Food & Agriculture

CFA Statement on the FDA’s Decision to Permit Meat and Milk from Cloned Animals to Be Used in Food

The Food and Drug Administration today announced it intends to allow cloned milk and meat in the food supply, imposing these products on a public that opposes cloning technology and does not want to consume cloned foods.

The Gallup Research Organization reports that over 60 percent of Americans think animal cloning is immoral.  Other respected independent polls report consumers declare they will not knowingly eat the products even after FDA approves them. Both FDA and the cloning industry are aware that consumers won’t knowingly buy cloned foods.  The FDA therefore has okayed selling the products without identifying labels, preventing consumers from choosing not to purchase and use cloned foods.

CFA urges consumers who oppose production and sale of milk and meat from cloned animals to make their views known.  Write to the FDA and tell them to reverse this anti-consumer action.  Write to your members of Congress urging them to put a stop to FDA’s efforts to sell cloned animals.  Tell your supermarket manager that you don’t want to eat cloned milk and meat and ask them not to sell these products.

The FDA has been criticized in recent years for making political decisions about drug safety.  The agency and cloners insist that today’s decision is based solely on science and if cloned foods are safe they must be accepted. This convenient fiction does not serve the public interest.

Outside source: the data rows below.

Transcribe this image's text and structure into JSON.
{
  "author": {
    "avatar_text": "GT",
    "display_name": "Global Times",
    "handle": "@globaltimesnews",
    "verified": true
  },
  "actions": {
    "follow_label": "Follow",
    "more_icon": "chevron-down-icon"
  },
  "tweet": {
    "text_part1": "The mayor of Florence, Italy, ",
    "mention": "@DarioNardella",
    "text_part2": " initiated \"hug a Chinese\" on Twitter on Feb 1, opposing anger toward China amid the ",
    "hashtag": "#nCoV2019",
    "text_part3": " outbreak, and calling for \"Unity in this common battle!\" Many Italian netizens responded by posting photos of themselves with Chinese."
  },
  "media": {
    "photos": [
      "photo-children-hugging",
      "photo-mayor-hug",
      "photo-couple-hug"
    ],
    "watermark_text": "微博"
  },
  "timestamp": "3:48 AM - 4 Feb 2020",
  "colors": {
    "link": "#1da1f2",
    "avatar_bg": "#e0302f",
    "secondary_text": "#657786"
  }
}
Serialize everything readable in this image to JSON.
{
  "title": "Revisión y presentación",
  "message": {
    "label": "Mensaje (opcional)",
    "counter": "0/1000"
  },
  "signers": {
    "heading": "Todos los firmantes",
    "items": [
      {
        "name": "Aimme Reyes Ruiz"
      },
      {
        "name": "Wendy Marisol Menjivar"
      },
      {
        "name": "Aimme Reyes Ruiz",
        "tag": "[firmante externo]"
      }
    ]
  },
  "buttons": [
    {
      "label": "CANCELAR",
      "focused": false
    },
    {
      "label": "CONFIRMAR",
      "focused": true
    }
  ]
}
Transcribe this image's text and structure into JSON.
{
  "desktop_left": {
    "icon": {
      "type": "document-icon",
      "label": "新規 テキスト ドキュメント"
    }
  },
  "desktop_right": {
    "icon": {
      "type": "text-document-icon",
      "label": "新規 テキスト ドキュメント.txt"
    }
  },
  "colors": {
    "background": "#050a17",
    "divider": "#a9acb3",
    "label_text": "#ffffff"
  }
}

The decision to take a drug is entirely voluntary and is made because an individual believes he or she will benefit and the benefit will outweigh any risk involved. Prescription drugs require approval of a license physician.  The physician and package inserts provide detailed information on side effects.

While the FDA must insist that food companies sell only products that are safe for human consumption surely Congress never intended that the FDA insist that consumers eat a food just because it is safe.  Putting cloned milk and meat on the market with no identifying label information eliminates the option to avoid the products.

The FDA has strained to encourage cloning animals. Three years ago, the Agency declared they were safe for humans and animals but published no data to support their position.  Recently the Agency published its risk assessment. The risk assessment acknowledges that cloning results in larger numbers of  miscarriages and deformed fetuses than other assisted reproductive technologies.  The Agency, however, has chosen to ignore such defects as Large Offspring Syndrome because it is not unique to cloning. The government ignores the fact that more animals suffer pain, deformity and disease. Our government, in effect, says it is okay to increase the number of suffering animals as long as they don’t suffer in new ways.

There are no consumer benefits from this questionable technology. Cloning will not produce safer or cheaper milk and meat.  Having cloned cows produce more milk won’t reduce milk prices. U.S. farmers produce more milk than we drink and the government is required to buy the surplus. Since 1999, dairy support programs have cost taxpayers over $5 billion.

The FDA’s efforts to help a few cloning companies enables those who aspire to clone humans. The laboratory techniques used to clone animals will advance the ability to clone humans. This first decision to advance animal biotechnology raises ethical issues beyond the FDA’s expertise. Neither the agency nor animal scientists are qualified to tell us whether and when it is ethically acceptable for humans to alter the essential nature of animals. We need a national discussion, including ethicists and religious leaders, to consider the wisdom of creating cloned and transgenic animals. The President should halt further FDA action on cloning and set in motion a process for beginning this broader discussion.